Ma l’analisi del Guardian va più a fondo del puro folklore. C’è un altro motivo se in un’estate in cui cambiano allenatore Chelsea, Barcellona, ​​Bayern Monaco, Liverpool, Ajax, Manchester United, Brighton, West Ham, Marsiglia, Juventus e Napoli il nome di Mourinho non è mai stato accostato a nessuno. “Se si esaminano alcuni degli allenatori pubblicizzati per questi incarichi: uomini come Vincent Kompany ed Enzo Maresca e Kieran McKenna e Thiago Motta che sono ancora praticamente tutti potenziali, la cui reputazione si basa su una o due stagioni promettenti e sull’inebriante elisir della novità”.

“E in un’epoca in cui i club traggono sempre più entrate non solo dagli incassi ma dall’ingaggio, non solo dalla capacità del loro stadio ma dal tipo di storia che possono vendere al pubblico, c’è un valore tangibile nel poter offrire l’impressione di rinnovo.
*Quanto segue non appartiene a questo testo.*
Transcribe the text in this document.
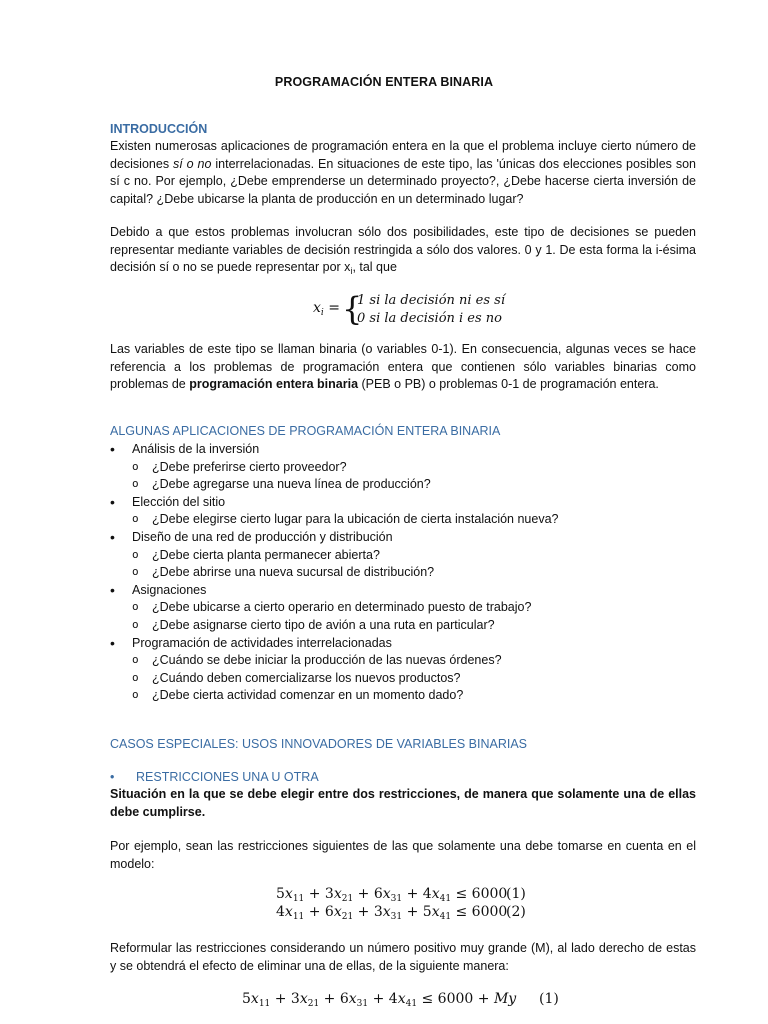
PROGRAMACIÓN ENTERA BINARIA
INTRODUCCIÓN
Existen numerosas aplicaciones de programación entera en la que el problema incluye cierto número de decisiones sí o no interrelacionadas. En situaciones de este tipo, las 'únicas dos elecciones posibles son sí c no. Por ejemplo, ¿Debe emprenderse un determinado proyecto?, ¿Debe hacerse cierta inversión de capital? ¿Debe ubicarse la planta de producción en un determinado lugar?
Debido a que estos problemas involucran sólo dos posibilidades, este tipo de decisiones se pueden representar mediante variables de decisión restringida a sólo dos valores. 0 y 1. De esta forma la i-ésima decisión sí o no se puede representar por $x_i$, tal que
$x_i$ = {
1 si la decisión ni es sí
0 si la decisión i es no
Las variables de este tipo se llaman binaria (o variables 0-1). En consecuencia, algunas veces se hace referencia a los problemas de programación entera que contienen sólo variables binarias como problemas de programación entera binaria (PEB o PB) o problemas 0-1 de programación entera.
ALGUNAS APLICACIONES DE PROGRAMACIÓN ENTERA BINARIA
• Análisis de la inversión
o ¿Debe preferirse cierto proveedor?
o ¿Debe agregarse una nueva línea de producción?
• Elección del sitio
o ¿Debe elegirse cierto lugar para la ubicación de cierta instalación nueva?
• Diseño de una red de producción y distribución
o ¿Debe cierta planta permanecer abierta?
o ¿Debe abrirse una nueva sucursal de distribución?
• Asignaciones
o ¿Debe ubicarse a cierto operario en determinado puesto de trabajo?
o ¿Debe asignarse cierto tipo de avión a una ruta en particular?
• Programación de actividades interrelacionadas
o ¿Cuándo se debe iniciar la producción de las nuevas órdenes?
o ¿Cuándo deben comercializarse los nuevos productos?
o ¿Debe cierta actividad comenzar en un momento dado?
CASOS ESPECIALES: USOS INNOVADORES DE VARIABLES BINARIAS
• RESTRICCIONES UNA U OTRA
Situación en la que se debe elegir entre dos restricciones, de manera que solamente una de ellas debe cumplirse.
Por ejemplo, sean las restricciones siguientes de las que solamente una debe tomarse en cuenta en el modelo:
$5x_{11} + 3x_{21} + 6x_{31} + 4x_{41} \le 6000$
(1)
$4x_{11} + 6x_{21} + 3x_{31} + 5x_{41} \le 6000$
(2)
Reformular las restricciones considerando un número positivo muy grande (M), al lado derecho de estas y se obtendrá el efecto de eliminar una de ellas, de la siguiente manera:
$5x_{11} + 3x_{21} + 6x_{31} + 4x_{41} \le 6000 + My$ (1)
Alcuni o tutti quelli sopra elencati potrebbero rivelarsi ottimi allenatori. Ma in questo momento la parte cruciale – la parte vendibile – è che non lo sappiamo”.

Invece “con Mourinho lo sappiamo, o almeno pensiamo di saperlo. Già quando arriva, puoi vedere i contorni di come andrà a finire, identificare le faglie che un giorno si trasformeranno in spaccature mortali, individuare le debolezze che un giorno Mourinho brandirà come scuse”.

“I tifosi del Fenerbahce che domenica sono accorsi a decine di migliaia allo stadio Sukru Saracoglu adorano già Mourinho come una divinità e si aspetteranno imprese divini in cambio della loro devozione. Non è sufficiente semplicemente vincere; devono vincere con dispetto: sostenere ed emozionare, sminuire i rivali e contestare gli arbitri, urlare di cospirazioni e corruzioni. Questo ovviamente è il collegio elettorale di Mourinho, il suo santuario. Il disagio è il suo conforto. Questo è il motivo per cui il riyal saudita e il dollaro della Major League Soccer gli interessavano poco. Un calderone ribollente; uno stadio gremito; un club sufficientemente affamato di successo da sospendere ancora una volta la sua incredulità. Un accordo biennale, che sembra il massimo dell’ottimismo da entrambe le parti. Si comincia sempre allo stesso modo. Finisce sempre allo stesso modo. È la parte in mezzo che ancora affascina, l’atto di pura fede, la convinzione – contro tutte le prove disponibili – che questo viaggio varrà la pena”.